Peter Wehner, "President Obama’s Hypocrisy on Syria": The Commander-in Chief Who Likes to Watch



"I like to watch."

- Chance the Gardener, "Being There" (1979)

As I observed yesterday, with Russian deployment of S-400 missile systems in Latakia, which are capable of downing aircraft 250 miles away (including planes landing at and departing from Israel's Ben Gurion Airport), President Obama has ceded control over the entire Syrian theater of operations to Putin. Thus, it should come as no surprise that RT is today gloating:

"Both the American and Turkish air forces halted their strikes on Syrian territory around the time Russia deployed S-400 air defense complexes at the Khmeimim airbase, from which it stages its own incursions against Islamic State (IS, formerly ISIS/ISIL).

A spokesperson of the Combined Joint Task Force Operation Inherent Resolve (CJTF-OIR) told Sputnik on Friday that the absence of anti-IS coalition airstrikes 'has nothing to do with the S400 deployment' in Syria."

Nothing to do with the deployment of the S-400 systems? Yeah, right.

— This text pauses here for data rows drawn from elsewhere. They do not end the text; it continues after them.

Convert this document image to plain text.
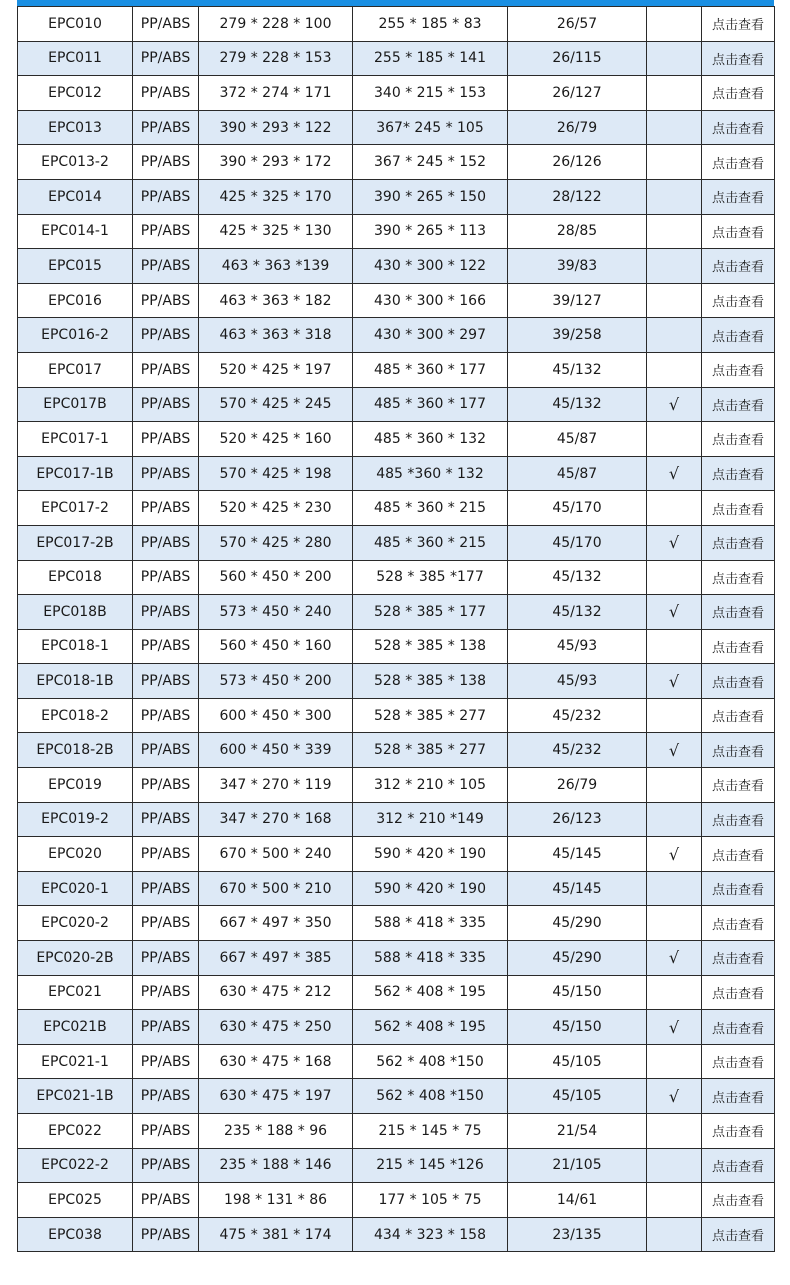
EPC010	PP/ABS	279 * 228 * 100	255 * 185 * 83	26/57		点击查看
EPC011	PP/ABS	279 * 228 * 153	255 * 185 * 141	26/115		点击查看
EPC012	PP/ABS	372 * 274 * 171	340 * 215 * 153	26/127		点击查看
EPC013	PP/ABS	390 * 293 * 122	367* 245 * 105	26/79		点击查看
EPC013-2	PP/ABS	390 * 293 * 172	367 * 245 * 152	26/126		点击查看
EPC014	PP/ABS	425 * 325 * 170	390 * 265 * 150	28/122		点击查看
EPC014-1	PP/ABS	425 * 325 * 130	390 * 265 * 113	28/85		点击查看
EPC015	PP/ABS	463 * 363 *139	430 * 300 * 122	39/83		点击查看
EPC016	PP/ABS	463 * 363 * 182	430 * 300 * 166	39/127		点击查看
EPC016-2	PP/ABS	463 * 363 * 318	430 * 300 * 297	39/258		点击查看
EPC017	PP/ABS	520 * 425 * 197	485 * 360 * 177	45/132		点击查看
EPC017B	PP/ABS	570 * 425 * 245	485 * 360 * 177	45/132	√	点击查看
EPC017-1	PP/ABS	520 * 425 * 160	485 * 360 * 132	45/87		点击查看
EPC017-1B	PP/ABS	570 * 425 * 198	485 *360 * 132	45/87	√	点击查看
EPC017-2	PP/ABS	520 * 425 * 230	485 * 360 * 215	45/170		点击查看
EPC017-2B	PP/ABS	570 * 425 * 280	485 * 360 * 215	45/170	√	点击查看
EPC018	PP/ABS	560 * 450 * 200	528 * 385 *177	45/132		点击查看
EPC018B	PP/ABS	573 * 450 * 240	528 * 385 * 177	45/132	√	点击查看
EPC018-1	PP/ABS	560 * 450 * 160	528 * 385 * 138	45/93		点击查看
EPC018-1B	PP/ABS	573 * 450 * 200	528 * 385 * 138	45/93	√	点击查看
EPC018-2	PP/ABS	600 * 450 * 300	528 * 385 * 277	45/232		点击查看
EPC018-2B	PP/ABS	600 * 450 * 339	528 * 385 * 277	45/232	√	点击查看
EPC019	PP/ABS	347 * 270 * 119	312 * 210 * 105	26/79		点击查看
EPC019-2	PP/ABS	347 * 270 * 168	312 * 210 *149	26/123		点击查看
EPC020	PP/ABS	670 * 500 * 240	590 * 420 * 190	45/145	√	点击查看
EPC020-1	PP/ABS	670 * 500 * 210	590 * 420 * 190	45/145		点击查看
EPC020-2	PP/ABS	667 * 497 * 350	588 * 418 * 335	45/290		点击查看
EPC020-2B	PP/ABS	667 * 497 * 385	588 * 418 * 335	45/290	√	点击查看
EPC021	PP/ABS	630 * 475 * 212	562 * 408 * 195	45/150		点击查看
EPC021B	PP/ABS	630 * 475 * 250	562 * 408 * 195	45/150	√	点击查看
EPC021-1	PP/ABS	630 * 475 * 168	562 * 408 *150	45/105		点击查看
EPC021-1B	PP/ABS	630 * 475 * 197	562 * 408 *150	45/105	√	点击查看
EPC022	PP/ABS	235 * 188 * 96	215 * 145 * 75	21/54		点击查看
EPC022-2	PP/ABS	235 * 188 * 146	215 * 145 *126	21/105		点击查看
EPC025	PP/ABS	198 * 131 * 86	177 * 105 * 75	14/61		点击查看
EPC038	PP/ABS	475 * 381 * 174	434 * 323 * 158	23/135		点击查看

In a New York Times op-ed entitled "President Obama’s Hypocrisy on Syria," Peter Wehner writes:

"In 2012 Mr. Obama rebuffed plans to arm Syrian rebels despite the fact that his former secretaries of defense and state, his C.I.A. director and the chairman of the Joint Chiefs of Staff supported them. He repeatedly insisted he would not put American soldiers in Syria or pursue a prolonged air campaign. He refused to declare safe havens or no-fly zones. And it was also in 2012 that Mr. Obama warned the Syrian president, Bashar al-Assad, that using chemical weapons would cross a 'red line.' Yet when Mr. Assad did just that, Mr. Obama did nothing.

The president, perhaps fearful of offending the pro-Assad Iranian government with which he was trying to negotiate a nuclear arms deal, chose to sit by while a humanitarian catastrophe unfolded. As Walter Russell Mead wrote in The American Interest, 'This crisis is in large part the direct consequence of President Obama’s decision to stand aside and watch Syria burn.'"

Pete's right; however, I believe that America's credibility and deterrent power have also crashed and burned under a commander-in-chief who likes to watch.